Carrió y Vidal
La precandidata a diputada por la Ciudad de Buenos Aires le prestó un poco de su tiempo a la gobernadora Vidal para apuntalar la fórmula oficialista en la provincia.

Vidal y Carrió visitaron un comedor barrial en Batán y ofrecieron luego una conferencia de prensa en el lujoso hotel Costa Galana, donde la gobernadora señaló que «estamos empezando a ponernos de pie, sabemos que todavía falta pero ninguno de los que estamos acá vamos a parar hasta que el cambio y hasta que la esperanza se sostenga y llegue a cada una de las casas, a cada puerta».

Tras participar en Batán de un timbreo junto al ministro de Trabajo Jorge Triaca, Carrió pidió a los marplatenses que «es preciso que nos acompañen, y acompañen a nuestros candidatos».  Es la estrategia para frenar el ascenso de la expresidenta que crece en la intención de voto y ya tiene al gobierno resignado en el distrito bonaerense… pero lógicamente, el oficialismo tiene que dar la batalla hasta el final.

Esta, dijo Carrió, «es una oportunidad enorme, muy difícil porque como dice siempre María Eugenia, acá se está peleando contra un sistema mafioso y necesitamos tener más diputados provinciales, más senadores provinciales y senadores y diputados nacionales, sobre todo de la provincia de Buenos Aires que la que más diputados da para no tener que ser permanentemente extorsionados».

«Esta gobernadora necesita un acompañamiento enorme porque está entregando su vida por la provincia de Buenos Aires», sostuvo Carrió.
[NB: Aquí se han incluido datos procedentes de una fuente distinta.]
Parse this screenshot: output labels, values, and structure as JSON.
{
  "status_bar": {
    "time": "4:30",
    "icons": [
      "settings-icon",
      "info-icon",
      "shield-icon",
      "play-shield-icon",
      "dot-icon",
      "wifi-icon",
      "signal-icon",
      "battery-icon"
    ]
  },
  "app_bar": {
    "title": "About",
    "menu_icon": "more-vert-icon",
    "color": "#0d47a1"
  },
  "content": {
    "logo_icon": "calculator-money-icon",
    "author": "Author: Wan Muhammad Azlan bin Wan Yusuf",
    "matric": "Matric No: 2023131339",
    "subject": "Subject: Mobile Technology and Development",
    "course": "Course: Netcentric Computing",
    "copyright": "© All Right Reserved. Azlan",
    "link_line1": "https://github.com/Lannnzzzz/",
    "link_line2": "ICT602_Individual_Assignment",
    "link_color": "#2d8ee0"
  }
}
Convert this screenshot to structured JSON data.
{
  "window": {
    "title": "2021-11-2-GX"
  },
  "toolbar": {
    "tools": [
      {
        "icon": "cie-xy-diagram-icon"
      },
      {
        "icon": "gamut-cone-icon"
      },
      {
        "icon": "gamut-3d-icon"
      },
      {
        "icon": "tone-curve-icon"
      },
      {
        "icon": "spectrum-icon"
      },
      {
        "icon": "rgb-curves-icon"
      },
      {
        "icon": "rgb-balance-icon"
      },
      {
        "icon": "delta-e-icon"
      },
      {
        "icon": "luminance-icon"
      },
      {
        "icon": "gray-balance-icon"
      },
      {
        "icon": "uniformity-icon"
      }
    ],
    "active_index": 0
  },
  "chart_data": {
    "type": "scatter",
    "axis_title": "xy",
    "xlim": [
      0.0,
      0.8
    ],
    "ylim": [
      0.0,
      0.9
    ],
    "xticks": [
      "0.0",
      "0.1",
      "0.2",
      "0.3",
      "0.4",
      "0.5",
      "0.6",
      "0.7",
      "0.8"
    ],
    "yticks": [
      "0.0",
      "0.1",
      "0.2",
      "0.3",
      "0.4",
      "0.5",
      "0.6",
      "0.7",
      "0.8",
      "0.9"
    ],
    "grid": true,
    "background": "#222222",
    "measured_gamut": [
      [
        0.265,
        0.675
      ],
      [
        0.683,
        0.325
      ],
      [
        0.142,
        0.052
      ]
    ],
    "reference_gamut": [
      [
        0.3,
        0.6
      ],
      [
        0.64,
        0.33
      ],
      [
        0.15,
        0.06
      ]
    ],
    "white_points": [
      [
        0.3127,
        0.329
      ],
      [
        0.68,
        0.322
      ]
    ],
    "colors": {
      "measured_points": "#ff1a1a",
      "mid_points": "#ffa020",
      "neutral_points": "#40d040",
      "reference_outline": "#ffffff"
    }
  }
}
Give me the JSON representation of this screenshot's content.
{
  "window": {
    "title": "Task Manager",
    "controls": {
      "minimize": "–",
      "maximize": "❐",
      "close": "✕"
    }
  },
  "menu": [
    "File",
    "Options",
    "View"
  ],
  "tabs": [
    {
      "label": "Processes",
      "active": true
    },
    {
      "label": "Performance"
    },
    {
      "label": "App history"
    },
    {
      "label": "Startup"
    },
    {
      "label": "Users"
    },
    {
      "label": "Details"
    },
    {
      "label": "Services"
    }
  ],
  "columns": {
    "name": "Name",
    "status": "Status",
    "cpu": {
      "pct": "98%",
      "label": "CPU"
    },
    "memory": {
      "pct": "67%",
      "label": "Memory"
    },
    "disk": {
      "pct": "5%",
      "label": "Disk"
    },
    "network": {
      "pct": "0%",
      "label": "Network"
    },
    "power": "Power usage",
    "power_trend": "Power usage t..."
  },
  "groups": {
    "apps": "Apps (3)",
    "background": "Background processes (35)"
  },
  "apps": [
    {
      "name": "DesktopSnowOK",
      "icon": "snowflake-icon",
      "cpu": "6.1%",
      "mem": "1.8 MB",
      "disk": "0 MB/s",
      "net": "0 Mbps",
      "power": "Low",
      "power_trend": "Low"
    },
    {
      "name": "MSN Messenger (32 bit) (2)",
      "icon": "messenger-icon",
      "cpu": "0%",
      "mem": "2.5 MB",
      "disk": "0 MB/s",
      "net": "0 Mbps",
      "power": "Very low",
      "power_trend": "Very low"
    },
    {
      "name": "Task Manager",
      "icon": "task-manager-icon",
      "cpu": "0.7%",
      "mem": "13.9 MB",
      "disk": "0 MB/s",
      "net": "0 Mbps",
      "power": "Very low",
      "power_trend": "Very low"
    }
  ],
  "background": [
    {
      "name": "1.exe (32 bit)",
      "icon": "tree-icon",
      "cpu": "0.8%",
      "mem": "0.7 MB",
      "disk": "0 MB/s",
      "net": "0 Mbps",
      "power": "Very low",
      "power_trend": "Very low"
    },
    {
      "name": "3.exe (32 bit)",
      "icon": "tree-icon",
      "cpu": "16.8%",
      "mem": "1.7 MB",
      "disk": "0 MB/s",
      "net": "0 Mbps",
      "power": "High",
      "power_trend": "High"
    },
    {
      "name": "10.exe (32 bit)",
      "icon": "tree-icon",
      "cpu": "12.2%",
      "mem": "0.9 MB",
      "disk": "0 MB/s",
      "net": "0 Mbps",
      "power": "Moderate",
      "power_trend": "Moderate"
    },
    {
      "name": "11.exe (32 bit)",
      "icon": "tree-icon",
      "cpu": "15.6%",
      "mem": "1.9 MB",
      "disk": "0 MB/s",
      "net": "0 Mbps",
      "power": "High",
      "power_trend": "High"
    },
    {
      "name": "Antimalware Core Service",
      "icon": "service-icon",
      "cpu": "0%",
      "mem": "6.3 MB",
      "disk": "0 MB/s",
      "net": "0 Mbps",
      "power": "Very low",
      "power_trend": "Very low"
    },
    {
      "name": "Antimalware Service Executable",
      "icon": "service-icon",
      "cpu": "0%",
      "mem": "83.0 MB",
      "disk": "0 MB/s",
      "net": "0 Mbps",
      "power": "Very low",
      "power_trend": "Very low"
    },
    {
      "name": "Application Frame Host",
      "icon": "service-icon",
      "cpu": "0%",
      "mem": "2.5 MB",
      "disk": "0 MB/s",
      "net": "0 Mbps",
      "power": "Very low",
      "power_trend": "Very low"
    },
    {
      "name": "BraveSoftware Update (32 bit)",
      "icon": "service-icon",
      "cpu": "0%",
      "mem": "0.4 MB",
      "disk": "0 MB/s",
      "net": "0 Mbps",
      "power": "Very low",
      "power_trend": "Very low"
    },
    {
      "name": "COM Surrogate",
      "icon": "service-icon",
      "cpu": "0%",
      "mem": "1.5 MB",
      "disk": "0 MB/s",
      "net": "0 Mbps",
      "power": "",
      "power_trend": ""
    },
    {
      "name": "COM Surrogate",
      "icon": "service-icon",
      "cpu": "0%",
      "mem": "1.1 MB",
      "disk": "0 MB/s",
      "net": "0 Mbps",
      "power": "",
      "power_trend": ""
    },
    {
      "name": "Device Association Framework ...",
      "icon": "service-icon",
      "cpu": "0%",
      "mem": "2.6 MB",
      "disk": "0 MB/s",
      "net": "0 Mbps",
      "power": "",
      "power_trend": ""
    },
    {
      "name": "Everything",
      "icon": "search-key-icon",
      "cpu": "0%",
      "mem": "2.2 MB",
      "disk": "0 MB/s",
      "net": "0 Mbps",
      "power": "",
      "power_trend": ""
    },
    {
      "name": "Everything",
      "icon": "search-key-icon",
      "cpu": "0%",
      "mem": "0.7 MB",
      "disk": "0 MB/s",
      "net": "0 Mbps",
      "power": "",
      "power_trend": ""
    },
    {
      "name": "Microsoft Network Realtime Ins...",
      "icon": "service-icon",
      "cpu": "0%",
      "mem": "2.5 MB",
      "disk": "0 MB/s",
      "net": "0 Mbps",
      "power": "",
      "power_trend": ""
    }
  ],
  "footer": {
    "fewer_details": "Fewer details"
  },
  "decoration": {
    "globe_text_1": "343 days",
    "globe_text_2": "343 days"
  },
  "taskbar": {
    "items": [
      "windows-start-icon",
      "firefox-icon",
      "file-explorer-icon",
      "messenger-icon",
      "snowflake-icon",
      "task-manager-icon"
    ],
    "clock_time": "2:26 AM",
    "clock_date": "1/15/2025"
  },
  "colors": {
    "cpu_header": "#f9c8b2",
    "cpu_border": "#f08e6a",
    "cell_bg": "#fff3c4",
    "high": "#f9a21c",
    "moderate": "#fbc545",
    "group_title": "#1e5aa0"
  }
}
Carrió también señaló que aún «estamos sufriendo porque nos robaron, lo que a usted le falta es lo que tienen otros -e insistió con la muletilla que vienen utilizando desde siempre- evitamos ser Venezuela. Evitamos que ustedes tengan que salir desesperados a hacer cola por un alimento». Aunque si se observa lo que sucede cada segundo miércoles del mes, cuando los clientes del Banco Provincia corren a hacer horas de cola bajo la lluvia y en medio de un frío agobiante, quizá el ejemplo de la diputada no haya sido el más adecuado.

El macrismo vino a instalar o profundizar un deleznable odio de clase, pero los referentes del oficialismo no se hacen cargo y recurren a la muy conocida estrategia de invertir la carga de las responsabilidades. «Evitamos la guerra civil, hicimos una revolución en paz, democrática y pacífica. La provincia de Buenos Aires depende de una democracia con paz que no se hace poniendo palos, se hace cambiando un sistema, que no es fácil», señaló sin ponerse colorada.